2) Le cas du Petit Puy

  Alors que Beaulieu relève en grande partie de Saumur, le hameau du Petit Puy appartient traditionnellement à Dampierre, mais un arrêté départemental du 22 fructidor an III ( 8 septembre 1795 ) le rattache à la nouvelle municipalité de Saumur extra-muros, qui est plutôt embarrassée, car elle se dit incapable d'établir les contributions de ses habitants ( A.D.M.L., 1 L 443 ). Voir rue du Petit-Puy.
 Finalement, dans la réorganisation de 1800, le Petit Puy demeure définitivement dans la commune de Saumur.
 

3) Les subdivisions en quartiers minuscules

 
 
 
 

  Les découpages administratifs à l'intérieur du territoire communal ont beaucoup varié et leur cartographie serait une entreprise audacieuse.

 Une première subdivision en 8 districts est opérée le 9 octobre 1789 ( A.M.S., BB 12, fol. 130-135 ). Elle sert de cadre pour quelques assemblées de quartier et pour le recensement, mais les limites de chacun de ces districts ne sont pas toujours bien précises.

 Un nouveau découpage en 11 sections est adopté par les officiers municipaux le 28 décembre 1790 ( A.M.S., 6 D 1 ). Certains quartiers sont bien individualisés, comme le faubourg de Nantilly, Fenet, les Ponts, l'ensemble Croix Verte-Ile Neuve.
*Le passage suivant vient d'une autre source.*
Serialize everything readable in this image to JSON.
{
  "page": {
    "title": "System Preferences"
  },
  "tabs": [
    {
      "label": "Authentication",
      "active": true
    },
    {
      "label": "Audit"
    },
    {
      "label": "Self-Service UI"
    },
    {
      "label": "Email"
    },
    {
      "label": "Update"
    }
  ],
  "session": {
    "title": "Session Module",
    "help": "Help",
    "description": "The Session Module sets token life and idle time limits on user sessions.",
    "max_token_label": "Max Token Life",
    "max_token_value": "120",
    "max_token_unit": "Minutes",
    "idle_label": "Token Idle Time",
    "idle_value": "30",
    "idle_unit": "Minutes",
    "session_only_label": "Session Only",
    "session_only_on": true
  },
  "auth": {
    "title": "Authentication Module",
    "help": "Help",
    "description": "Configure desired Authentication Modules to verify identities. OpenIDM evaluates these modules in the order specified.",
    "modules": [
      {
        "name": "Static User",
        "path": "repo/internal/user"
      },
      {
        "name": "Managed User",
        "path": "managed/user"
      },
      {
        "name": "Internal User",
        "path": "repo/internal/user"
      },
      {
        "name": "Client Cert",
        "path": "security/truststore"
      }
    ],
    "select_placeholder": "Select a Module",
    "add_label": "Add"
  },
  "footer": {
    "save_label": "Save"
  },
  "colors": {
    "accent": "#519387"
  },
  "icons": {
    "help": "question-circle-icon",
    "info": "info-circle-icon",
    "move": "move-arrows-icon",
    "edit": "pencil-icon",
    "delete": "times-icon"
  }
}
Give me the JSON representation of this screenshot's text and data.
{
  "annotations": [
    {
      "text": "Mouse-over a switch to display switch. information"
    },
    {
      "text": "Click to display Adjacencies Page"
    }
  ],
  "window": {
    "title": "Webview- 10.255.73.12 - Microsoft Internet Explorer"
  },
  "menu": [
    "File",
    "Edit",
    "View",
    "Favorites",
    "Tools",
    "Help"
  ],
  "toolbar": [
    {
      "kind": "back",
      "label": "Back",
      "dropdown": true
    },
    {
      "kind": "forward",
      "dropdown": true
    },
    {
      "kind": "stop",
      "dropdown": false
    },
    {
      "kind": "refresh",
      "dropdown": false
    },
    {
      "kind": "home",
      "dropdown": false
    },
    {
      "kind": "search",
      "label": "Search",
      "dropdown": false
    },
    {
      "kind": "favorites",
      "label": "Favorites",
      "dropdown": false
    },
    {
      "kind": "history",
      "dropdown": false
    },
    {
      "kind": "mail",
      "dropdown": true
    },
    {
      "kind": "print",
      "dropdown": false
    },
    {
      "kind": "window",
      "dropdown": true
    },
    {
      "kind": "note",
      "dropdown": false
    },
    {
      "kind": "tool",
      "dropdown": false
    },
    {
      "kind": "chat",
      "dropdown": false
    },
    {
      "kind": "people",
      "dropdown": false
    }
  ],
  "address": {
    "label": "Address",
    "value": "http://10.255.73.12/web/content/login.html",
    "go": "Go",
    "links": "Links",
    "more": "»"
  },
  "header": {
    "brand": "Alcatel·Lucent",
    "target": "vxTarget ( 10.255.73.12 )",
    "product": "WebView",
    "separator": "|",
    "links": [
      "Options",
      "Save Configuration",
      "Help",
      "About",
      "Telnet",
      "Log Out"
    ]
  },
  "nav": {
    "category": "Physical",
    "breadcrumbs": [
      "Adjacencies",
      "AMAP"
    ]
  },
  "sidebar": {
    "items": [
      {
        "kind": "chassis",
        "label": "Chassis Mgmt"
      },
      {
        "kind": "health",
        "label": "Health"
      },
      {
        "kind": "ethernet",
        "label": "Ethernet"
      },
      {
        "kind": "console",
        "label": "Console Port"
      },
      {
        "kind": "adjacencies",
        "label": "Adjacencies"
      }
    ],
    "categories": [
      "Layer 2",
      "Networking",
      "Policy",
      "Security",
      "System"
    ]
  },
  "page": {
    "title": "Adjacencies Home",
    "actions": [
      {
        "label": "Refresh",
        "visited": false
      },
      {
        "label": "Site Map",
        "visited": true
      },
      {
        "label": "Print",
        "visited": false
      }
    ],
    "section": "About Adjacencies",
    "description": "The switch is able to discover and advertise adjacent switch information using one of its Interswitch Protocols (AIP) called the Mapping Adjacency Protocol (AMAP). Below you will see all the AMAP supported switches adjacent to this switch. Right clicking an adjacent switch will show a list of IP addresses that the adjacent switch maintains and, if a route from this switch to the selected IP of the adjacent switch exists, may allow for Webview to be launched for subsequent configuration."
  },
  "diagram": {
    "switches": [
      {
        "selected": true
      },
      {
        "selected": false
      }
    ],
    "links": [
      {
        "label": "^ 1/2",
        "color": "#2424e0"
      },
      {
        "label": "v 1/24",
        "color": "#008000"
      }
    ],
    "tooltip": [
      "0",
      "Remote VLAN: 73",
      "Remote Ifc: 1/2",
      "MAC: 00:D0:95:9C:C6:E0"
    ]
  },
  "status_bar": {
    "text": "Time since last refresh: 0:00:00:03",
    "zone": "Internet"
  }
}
D'autres sont également homogènes, mais paraissent minuscules, comme les Moulins ou Beaulieu. A l'inverse, dans le centre ancien, cinq sections apparaissent. Les Basses Rues sont bien caractérisées, mais elles s'arrêtent au milieu de la rue du Paradis. La section Saint-Pierre et Bourgneuf s'étire selon l'axe de la Grande-Rue. Un égout souterrain sépare le Puits Neuf de la Bilange, qui elle-même s'arrête au milieu de l'actuelle rue Saint-Nicolas, l'espace s'étendant jusqu'à la tour Grenetière et au Thouet étant attribué à la section du Collège.
 Ce découpage en micro-quartiers ne semble avoir fonctionné que sur le plan fiscal.
 

4) Le découpage en quatre

  Le fractionnement de la ville en quatre grands quartiers s'est révélé plus opérationnel. Ce nombre avait été imposé par l'Assemblée Nationale, comme cadre des assemblées primaires électorales. Préparant les municipales, le 14 janvier 1790, l'assemblée des habitants découpe la ville en quatre " cantons " : Nantilly, Saint-Pierre et Fenet, le Collège, les Ponts.
 Ces subdivisions sont demeurées assez stables. Elles réapparaissent dans la terminologie révolutionnaire sous les noms respectifs de la section de l'Unité, la section de la Fraternité, la section de l'Egalité et la section de la Liberté.
 Aux yeux des autorités locales, la structure paroissiale devait reprendre cette division en quatre. Mais le découpage ecclésiastique a beaucoup fluctué.